Perché non paragonare il Governo Draghi a quelli di Ciampi e Monti
di Titti Di Salvo
Rimarranno nel tempo le parole gravi con cui il presidente Mattarella ha tracciato le emergenze del paese e ha argomentato il conferimento al prof. Draghi della formazione del nuovo governo. Il presidente del Consiglio incaricato ha indicato a sua volta le sfide: vincere la pandemia, condurre in porto la campagna vaccinale, dare risposte ai problemi quotidiani dei cittadini, rilanciare il Paese con uno sguardo attento «alle nuove generazioni e alla coesione sociale». Con il sostegno decisivo delle risorse straordinarie garantite dall’Unione europea.
Non era scontata la scelta annunciata dal presidente incaricato di consultare le parti sociali. Non è un dettaglio. Sapremo se sarà anche un elemento di profilo del nuovo governo, se e quando si insedierà. Una fase così complicata del paese lo richiederebbe. Lo richiede sempre la qualità della democrazia.
Molti in questi giorni stanno paragonando la chiamata in causa di Draghi a quella di Monti o di Ciampi. A me non pare che i paragoni si attaglino. Ciò che c’è di simile è l’emergenza e la difficoltà della politica. Cioè che c’è di diverso sono le condizioni del paese e del sistema politico e dei partiti. E la crisi sanitaria. Ma ciò che differenzia più di tutto è il Recovery plan. E con esso l’occasione per riscrivere il paese, che richiede un patto con tutte le classi dirigenti. Il dialogo sociale è un elemento fondamentale del modello sociale europeo che Draghi ben conosce. Ma in questo quadro è anche la condizione necessaria per superare le diseguaglianze che il Covid ha fatto emergere e il metodo per affrontare la fine del blocco dei licenziamenti e la crisi delle attività produttive. E soprattutto per progettare il futuro.

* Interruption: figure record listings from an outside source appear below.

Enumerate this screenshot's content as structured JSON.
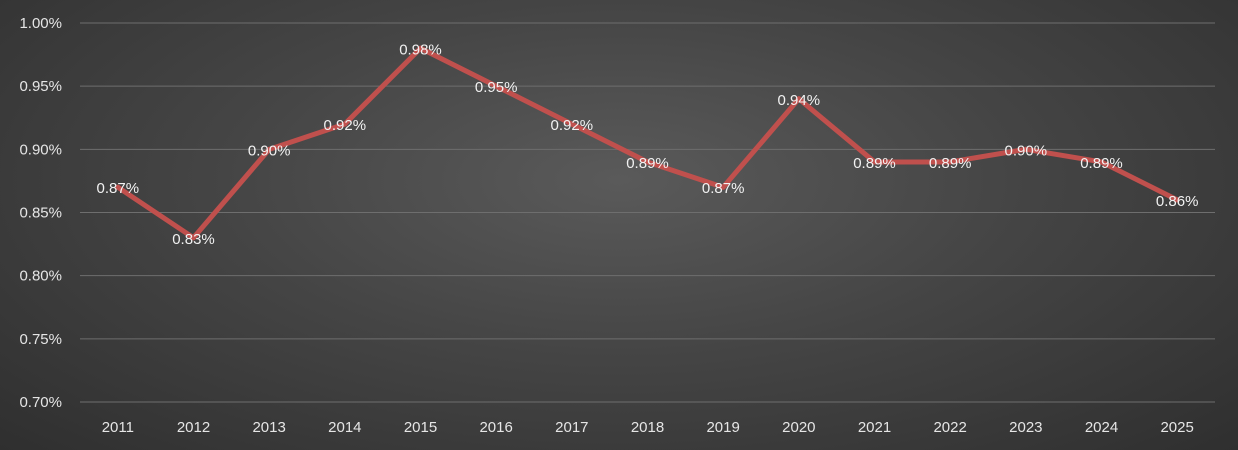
{
  "chart_data": {
    "type": "line",
    "title": "",
    "xlabel": "",
    "ylabel": "",
    "categories": [
      "2011",
      "2012",
      "2013",
      "2014",
      "2015",
      "2016",
      "2017",
      "2018",
      "2019",
      "2020",
      "2021",
      "2022",
      "2023",
      "2024",
      "2025"
    ],
    "series": [
      {
        "values": [
          0.87,
          0.83,
          0.9,
          0.92,
          0.98,
          0.95,
          0.92,
          0.89,
          0.87,
          0.94,
          0.89,
          0.89,
          0.9,
          0.89,
          0.86
        ],
        "labels": [
          "0.87%",
          "0.83%",
          "0.90%",
          "0.92%",
          "0.98%",
          "0.95%",
          "0.92%",
          "0.89%",
          "0.87%",
          "0.94%",
          "0.89%",
          "0.89%",
          "0.90%",
          "0.89%",
          "0.86%"
        ],
        "color": "#c0504d"
      }
    ],
    "ylim": [
      0.7,
      1.0
    ],
    "yticks": [
      0.7,
      0.75,
      0.8,
      0.85,
      0.9,
      0.95,
      1.0
    ],
    "ytick_labels": [
      "0.70%",
      "0.75%",
      "0.80%",
      "0.85%",
      "0.90%",
      "0.95%",
      "1.00%"
    ],
    "grid": true,
    "legend": "none"
  }
}
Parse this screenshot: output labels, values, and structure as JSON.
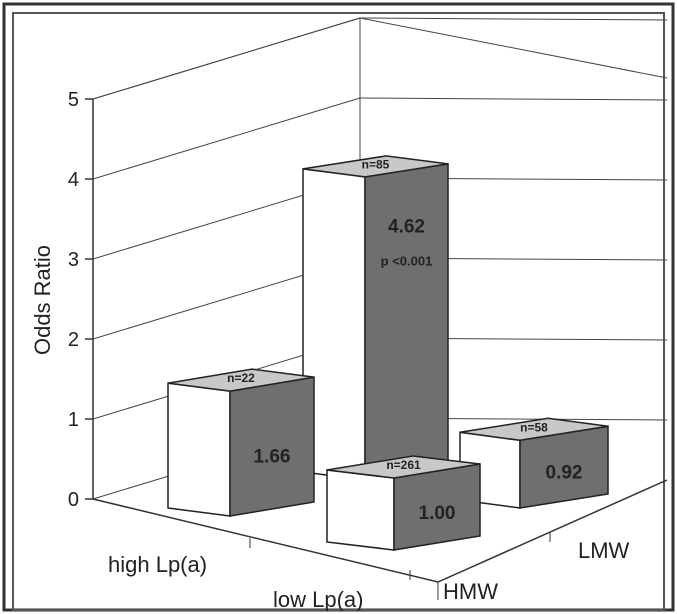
{
  "chart_data": {
    "type": "bar",
    "ylabel": "Odds Ratio",
    "ylim": [
      0,
      5
    ],
    "yticks": [
      "0",
      "1",
      "2",
      "3",
      "4",
      "5"
    ],
    "row_categories": [
      "high Lp(a)",
      "low Lp(a)"
    ],
    "depth_categories": [
      "HMW",
      "LMW"
    ],
    "bars": [
      {
        "row": "high Lp(a)",
        "group": "HMW",
        "value": 1.66,
        "value_label": "1.66",
        "n_label": "n=22",
        "p_label": ""
      },
      {
        "row": "high Lp(a)",
        "group": "LMW",
        "value": 4.62,
        "value_label": "4.62",
        "n_label": "n=85",
        "p_label": "p <0.001"
      },
      {
        "row": "low Lp(a)",
        "group": "HMW",
        "value": 1.0,
        "value_label": "1.00",
        "n_label": "n=261",
        "p_label": ""
      },
      {
        "row": "low Lp(a)",
        "group": "LMW",
        "value": 0.92,
        "value_label": "0.92",
        "n_label": "n=58",
        "p_label": ""
      }
    ],
    "colors": {
      "bar_front": "#ffffff",
      "bar_side": "#6f6f6f",
      "bar_top": "#c8c8c8",
      "grid": "#444444",
      "frame": "#333333"
    }
  }
}
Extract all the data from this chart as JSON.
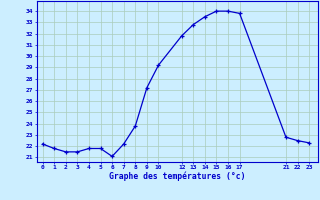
{
  "x": [
    0,
    1,
    2,
    3,
    4,
    5,
    6,
    7,
    8,
    9,
    10,
    12,
    13,
    14,
    15,
    16,
    17,
    21,
    22,
    23
  ],
  "y": [
    22.2,
    21.8,
    21.5,
    21.5,
    21.8,
    21.8,
    21.1,
    22.2,
    23.8,
    27.2,
    29.2,
    31.8,
    32.8,
    33.5,
    34.0,
    34.0,
    33.8,
    22.8,
    22.5,
    22.3
  ],
  "xticks": [
    0,
    1,
    2,
    3,
    4,
    5,
    6,
    7,
    8,
    9,
    10,
    12,
    13,
    14,
    15,
    16,
    17,
    21,
    22,
    23
  ],
  "yticks": [
    21,
    22,
    23,
    24,
    25,
    26,
    27,
    28,
    29,
    30,
    31,
    32,
    33,
    34
  ],
  "ylim": [
    20.6,
    34.9
  ],
  "xlim": [
    -0.5,
    23.8
  ],
  "xlabel": "Graphe des températures (°c)",
  "line_color": "#0000cc",
  "marker_color": "#0000cc",
  "bg_color": "#cceeff",
  "grid_color": "#aaccbb",
  "axis_color": "#0000cc",
  "tick_color": "#0000cc",
  "label_color": "#0000cc"
}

Ma ci può essere qualità della democrazia e futuro se il 50 per cento delle persone, le donne, sono escluse? Dalle politiche, cioè dalla rappresentanza e dalla rappresentazione? Dalle politiche, cioè dalle scelte di politiche pubbliche e di sistema. Fu proprio Draghi nel 2011 a definire nelle sue considerazioni da governatore della Banca d’Italia l’esclusione delle donne un incredibile spreco di talenti. Otto anni dopo, nel 2019, l’Ocse ha stimato in 209 anni il tempo necessario per portare in parità tra uomini e donne la distribuzione del lavoro di di cura e gli ultimi dati sulla perdita di lavoro delle donne urlano. Tra luglio e novembre 2020 l’Istat ha registrato un crollo dell’occupazione quasi esclusivamente al femminile: su 101 mila unità 99 mila sono donne. Servono politiche di sistema dunque per aumentare l’occupazione femminile e quindi il benessere del paese. Ma non c’è qualità della democrazia anche senza rappresentazione paritaria nella composizione di un governo di qualità e competente: 50 per cento donne e 50 per cento uomini è la giusta misura. Come è la realtà. Come Draghi sa per l’esperienza europea. Non c’è qualità della democrazia anche senza politiche di investimenti sui giovani. Che è quello che disse Draghi al Meeting Rimini a fine agosto 2020 e che tutte le forze politiche ripresero osannando il suo discorso. Salvini ha detto che il suo metro di misura per valutare il programma del futuro governo Draghi sarà quota 100. Ognuno avrà il suo di metro di misura e ogni forza politica proporrà la sua visione.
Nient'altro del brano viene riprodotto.